Et tant qu'à parler de ces merveilleux marchés languedociens, je vous invite à une petite balade en images, à Lézignan-Corbières, Olonzac, Port-La-Nouvelle et Carcassonne. L'été, une foule dense de connaisseurs, souvent étrangers, continue de s'y presser, tournant ostensiblement le dos aux "super promotions" du monde de la malbouffe. Régalez-vous, vous allez voir, on y trouve de tout, souvent des merveilles dont on sait l'origine. Des primeurs, des volailles, du poisson, des fromages de chèvre et même du cheval (sauf que là, on décide d'en manger, on ne nous raconte pas des mensonges!). Allez, vous verrez, c'est agréable de faire des économies…

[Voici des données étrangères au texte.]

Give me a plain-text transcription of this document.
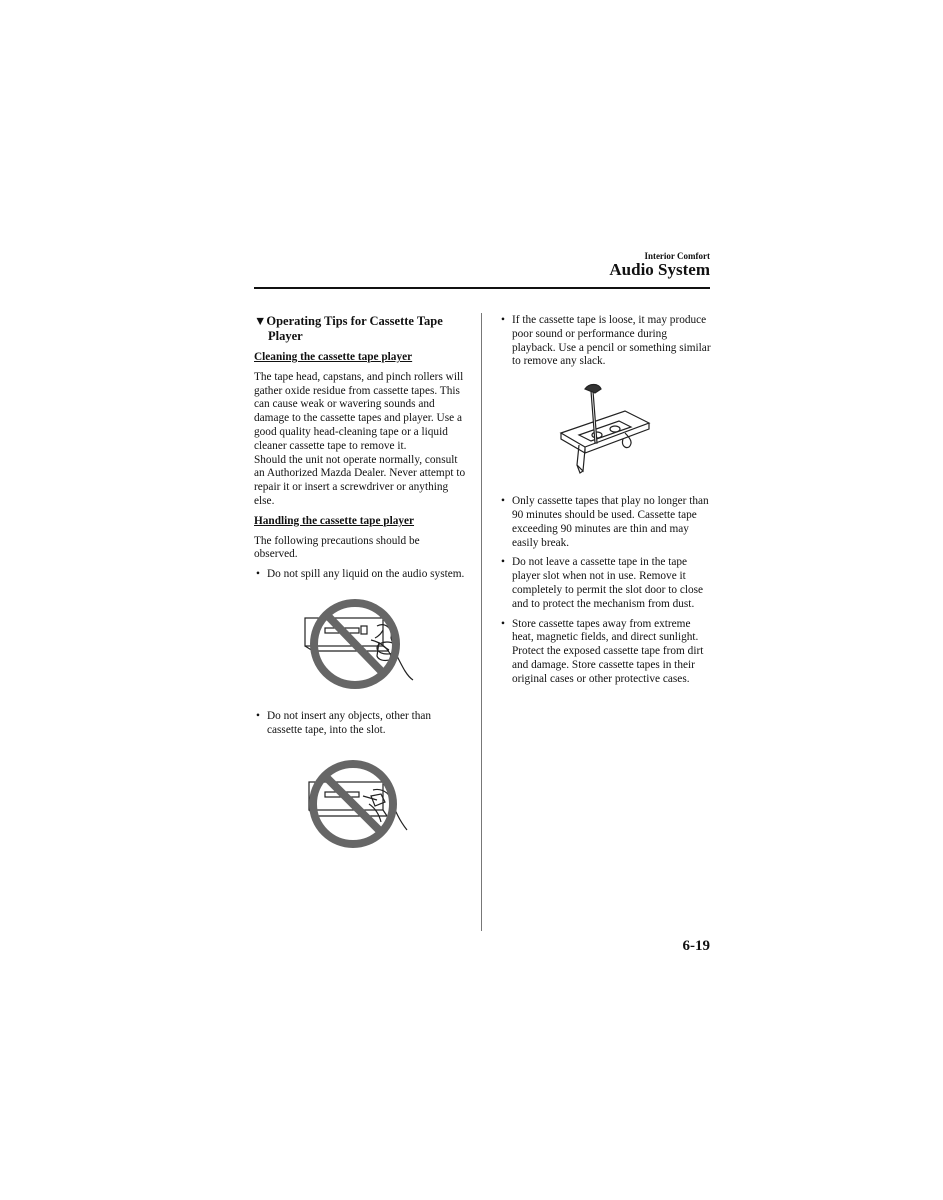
Interior Comfort
Audio System

▼Operating Tips for Cassette Tape Player

Cleaning the cassette tape player

The tape head, capstans, and pinch rollers will gather oxide residue from cassette tapes. This can cause weak or wavering sounds and damage to the cassette tapes and player. Use a good quality head-cleaning tape or a liquid cleaner cassette tape to remove it.

Should the unit not operate normally, consult an Authorized Mazda Dealer. Never attempt to repair it or insert a screwdriver or anything else.

Handling the cassette tape player

The following precautions should be observed.

• Do not spill any liquid on the audio system.

• Do not insert any objects, other than cassette tape, into the slot.

• If the cassette tape is loose, it may produce poor sound or performance during playback. Use a pencil or something similar to remove any slack.

• Only cassette tapes that play no longer than 90 minutes should be used. Cassette tape exceeding 90 minutes are thin and may easily break.

• Do not leave a cassette tape in the tape player slot when not in use. Remove it completely to permit the slot door to close and to protect the mechanism from dust.

• Store cassette tapes away from extreme heat, magnetic fields, and direct sunlight. Protect the exposed cassette tape from dirt and damage. Store cassette tapes in their original cases or other protective cases.

6-19
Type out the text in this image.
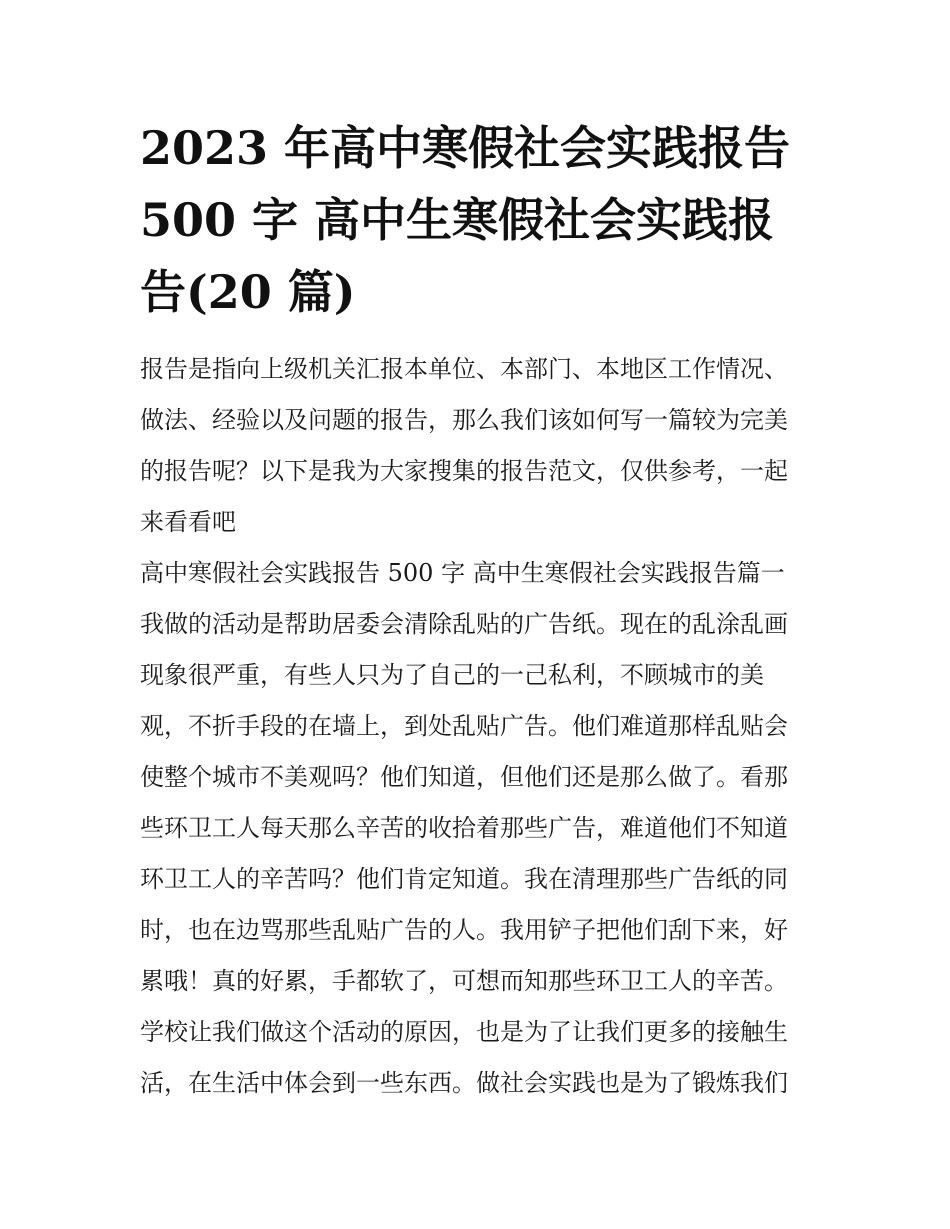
2023 年高中寒假社会实践报告
500 字 高中生寒假社会实践报
告(20 篇)
报告是指向上级机关汇报本单位、本部门、本地区工作情况、
做法、经验以及问题的报告，那么我们该如何写一篇较为完美
的报告呢？以下是我为大家搜集的报告范文，仅供参考，一起
来看看吧
高中寒假社会实践报告 500 字 高中生寒假社会实践报告篇一
我做的活动是帮助居委会清除乱贴的广告纸。现在的乱涂乱画
现象很严重，有些人只为了自己的一己私利，不顾城市的美
观，不折手段的在墙上，到处乱贴广告。他们难道那样乱贴会
使整个城市不美观吗？他们知道，但他们还是那么做了。看那
些环卫工人每天那么辛苦的收拾着那些广告，难道他们不知道
环卫工人的辛苦吗？他们肯定知道。我在清理那些广告纸的同
时，也在边骂那些乱贴广告的人。我用铲子把他们刮下来，好
累哦！真的好累，手都软了，可想而知那些环卫工人的辛苦。
学校让我们做这个活动的原因，也是为了让我们更多的接触生
活，在生活中体会到一些东西。做社会实践也是为了锻炼我们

* Kumato® est une marque développée à partir de la région de production intensive d'Almeria en Espagne par Syngenta, une société suisse spécialisée dans la chimie et l'agroalimentaire, issue de la fusion en novembre 2000 des divisions agrochimiques des sociétés AstraZeneca et Novartis. Elle est le leader mondial dans la recherche liée à l'agriculture1, en particulier la production de pesticides et semences. Elle commercialise entre autres du maïs Bt génétiquement modifié.
** Je vais glisser sur les ventes de vins foireux qui débutent ces jours-ci en France dans la GD, j'en ai parlé ici.
*** Évidemment, une autre solution, quasi parfaite, est de cultiver soi-même ses tomates. À cet effet, je verse au dossier un lien vers Kokopelli, un des meilleurs pourvoyeurs de semences pures, menacé par le lobby monsantiste qui sévit à Bruxelles avec l'aide du caniche espagnol.